From Analysis Ready Data to Analysis Engines and Everything in between
With the advent of Machine learning, and the stream of Earth Observation data (EOD) coming in from different constellations of Earth Observation Systems(EOS), the traditional notion of remote sensing and GIS applications performed on personal laptops and desktop computers has changed. It is tempting to get into conversations about data and forget about how analysis itself has changed with the influx of large volumes of EO data. the end user experience users have when they are looking and analyzing the datasets. Carl Steinitz, wrote “If you’re going to change the world, you might as well do it at the world scale.” and with the introduction of machine learning techniques in object detection and classification, it is often possible to perform machine learning at scale.

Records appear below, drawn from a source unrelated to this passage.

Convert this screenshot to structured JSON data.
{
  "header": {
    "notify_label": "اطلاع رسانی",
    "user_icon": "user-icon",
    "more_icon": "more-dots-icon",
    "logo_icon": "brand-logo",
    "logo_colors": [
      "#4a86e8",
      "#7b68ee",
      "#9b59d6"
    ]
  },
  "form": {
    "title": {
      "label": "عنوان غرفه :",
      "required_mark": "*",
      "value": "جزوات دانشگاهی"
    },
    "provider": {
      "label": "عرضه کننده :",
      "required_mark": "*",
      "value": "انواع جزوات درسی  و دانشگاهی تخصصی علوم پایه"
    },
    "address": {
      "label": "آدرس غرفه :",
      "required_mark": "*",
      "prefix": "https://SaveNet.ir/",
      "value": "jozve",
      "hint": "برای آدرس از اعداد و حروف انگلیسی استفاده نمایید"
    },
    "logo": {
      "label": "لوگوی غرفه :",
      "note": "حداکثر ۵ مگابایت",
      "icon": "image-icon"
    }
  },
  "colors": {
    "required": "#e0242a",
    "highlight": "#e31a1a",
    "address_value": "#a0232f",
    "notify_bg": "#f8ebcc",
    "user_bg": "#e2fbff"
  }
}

From the time we started looking at satellite imagery we took the concept of pre-processing and added that as a step to the overall method or analysis pipelines. This was before we had automated pipelines churning through thousands and millions of images a day. This process of getting imagery into analysis ready formats such as Cloud Optimized Geotiff added further importance to the concept of Analysis Ready Datasets(ARD). So our data seemed ready to go, but the level of readiness involved in analysis by the end user varied, and what maybe ARD for some agencies and users may need more by others. We are at a cross between standardized and custom ARD requirements and specification that suits the user’s processing pipeline and a standard that could be used to supply data at a specific level.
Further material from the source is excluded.